I networked everywhere I went, seeking anyone who might possibly know a legal American resident or citizen who could vouch for me. However, I must admit that there was a part of me that had the sense that I was dreaming. One time I met a man who was visiting our area and who was attached in some way to the United Nations. Everyone knew everyone in Kashmir so I The Last Smile 34 Chapter Four - Dreams Of New Horizons 35 found a way to meet him to ask for help. 

However, he was not able to offer any. It would be the first of many similar disappointments over the next year. My hopes would be raised, as developments would augur a likely sponsor, only to be dashed again. Once, one of our relatives came from the U.S. to visit Srinagar. He was very gracious and promised he would write a letter on my behalf and send a notarized affidavit of sponsorship. When he left, I was on top of the world. I was sure that at last I would be going to America. 
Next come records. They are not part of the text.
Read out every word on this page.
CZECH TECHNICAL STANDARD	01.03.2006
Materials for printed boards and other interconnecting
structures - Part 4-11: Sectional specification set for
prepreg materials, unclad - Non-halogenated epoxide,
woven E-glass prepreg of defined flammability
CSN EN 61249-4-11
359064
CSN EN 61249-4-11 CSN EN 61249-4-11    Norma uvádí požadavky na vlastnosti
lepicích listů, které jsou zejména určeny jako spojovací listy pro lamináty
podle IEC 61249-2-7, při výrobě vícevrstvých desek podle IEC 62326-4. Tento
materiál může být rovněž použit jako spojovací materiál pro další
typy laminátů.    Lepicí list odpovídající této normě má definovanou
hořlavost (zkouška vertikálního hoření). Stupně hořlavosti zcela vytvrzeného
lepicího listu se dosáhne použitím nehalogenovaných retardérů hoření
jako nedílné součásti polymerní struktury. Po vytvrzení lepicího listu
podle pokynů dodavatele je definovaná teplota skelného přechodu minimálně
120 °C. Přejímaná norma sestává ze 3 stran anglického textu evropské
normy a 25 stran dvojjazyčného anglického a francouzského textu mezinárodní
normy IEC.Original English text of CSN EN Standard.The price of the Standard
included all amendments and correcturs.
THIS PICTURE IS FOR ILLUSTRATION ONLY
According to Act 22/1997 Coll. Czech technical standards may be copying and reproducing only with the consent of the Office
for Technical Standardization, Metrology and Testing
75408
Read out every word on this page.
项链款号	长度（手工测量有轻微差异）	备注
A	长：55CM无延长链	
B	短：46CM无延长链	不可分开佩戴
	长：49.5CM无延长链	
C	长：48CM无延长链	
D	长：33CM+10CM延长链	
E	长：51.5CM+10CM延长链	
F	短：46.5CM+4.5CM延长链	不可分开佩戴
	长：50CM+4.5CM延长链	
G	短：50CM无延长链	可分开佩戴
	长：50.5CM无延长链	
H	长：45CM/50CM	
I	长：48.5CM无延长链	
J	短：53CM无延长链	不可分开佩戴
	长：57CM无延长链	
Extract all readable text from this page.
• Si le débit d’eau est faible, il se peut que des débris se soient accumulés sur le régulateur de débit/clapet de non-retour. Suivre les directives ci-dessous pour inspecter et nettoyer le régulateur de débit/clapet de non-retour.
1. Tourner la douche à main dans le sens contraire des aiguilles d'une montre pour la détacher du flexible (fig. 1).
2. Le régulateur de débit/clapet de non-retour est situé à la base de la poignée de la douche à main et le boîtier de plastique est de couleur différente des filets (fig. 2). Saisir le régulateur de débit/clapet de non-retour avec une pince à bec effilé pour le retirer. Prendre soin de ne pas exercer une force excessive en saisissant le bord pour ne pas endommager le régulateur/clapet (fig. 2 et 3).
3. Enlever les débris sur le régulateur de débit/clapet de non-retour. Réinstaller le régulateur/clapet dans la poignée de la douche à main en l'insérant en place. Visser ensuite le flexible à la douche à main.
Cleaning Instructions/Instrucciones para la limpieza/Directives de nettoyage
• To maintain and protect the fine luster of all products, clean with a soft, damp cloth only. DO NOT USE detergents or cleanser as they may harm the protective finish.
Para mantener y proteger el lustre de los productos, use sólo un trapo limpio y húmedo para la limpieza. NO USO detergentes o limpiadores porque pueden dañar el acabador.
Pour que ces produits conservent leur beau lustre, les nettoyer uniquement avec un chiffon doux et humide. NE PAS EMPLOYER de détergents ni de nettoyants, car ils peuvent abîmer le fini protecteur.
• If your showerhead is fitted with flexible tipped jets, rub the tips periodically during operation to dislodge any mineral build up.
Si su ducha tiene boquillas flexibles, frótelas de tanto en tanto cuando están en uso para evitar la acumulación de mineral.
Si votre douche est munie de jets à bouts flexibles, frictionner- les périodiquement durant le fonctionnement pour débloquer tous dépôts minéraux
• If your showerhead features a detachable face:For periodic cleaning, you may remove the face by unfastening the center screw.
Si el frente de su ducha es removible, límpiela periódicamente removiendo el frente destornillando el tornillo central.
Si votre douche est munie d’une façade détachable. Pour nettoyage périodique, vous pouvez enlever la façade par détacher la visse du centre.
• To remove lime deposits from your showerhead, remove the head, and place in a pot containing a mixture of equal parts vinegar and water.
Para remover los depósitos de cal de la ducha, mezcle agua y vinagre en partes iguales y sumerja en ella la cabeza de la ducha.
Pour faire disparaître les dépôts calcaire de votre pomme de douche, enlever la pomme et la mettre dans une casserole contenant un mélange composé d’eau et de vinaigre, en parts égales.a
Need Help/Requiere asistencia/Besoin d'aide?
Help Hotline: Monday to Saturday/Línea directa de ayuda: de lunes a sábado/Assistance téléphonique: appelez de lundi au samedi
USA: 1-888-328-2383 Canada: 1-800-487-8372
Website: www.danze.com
However, weeks passed, and no word from him came. I grew anxious and wrote a letter to him to which I received no response. Back then there was no email or Internet and phone calls were extraordinarily expensive. I never heard from him again. I was spinning my wheels faster every day and watching the mud climb higher around my axles. But as we know from Greek mythology that the Phoenix can rise from ashes. I had learned to find opportunity in everything and I was not giving up. Not hearing back from anyone in the U.S. motivated me to act on my own behalf. After all, I had survived my college dormitory fire. I reasoned that, next to that, this should be no problem. With no money, I set off by train to New Delhi, India's capital city, to visit my aunt Khema (my mother's younger sister), her husband Hirday Nath, and their young son and daughter. They were living in a desirable part of New Delhi in a modest but well kept flat. They always welcomed relatives with open arms. Upon arriving in New Delhi, my first task was to find a travel agency. 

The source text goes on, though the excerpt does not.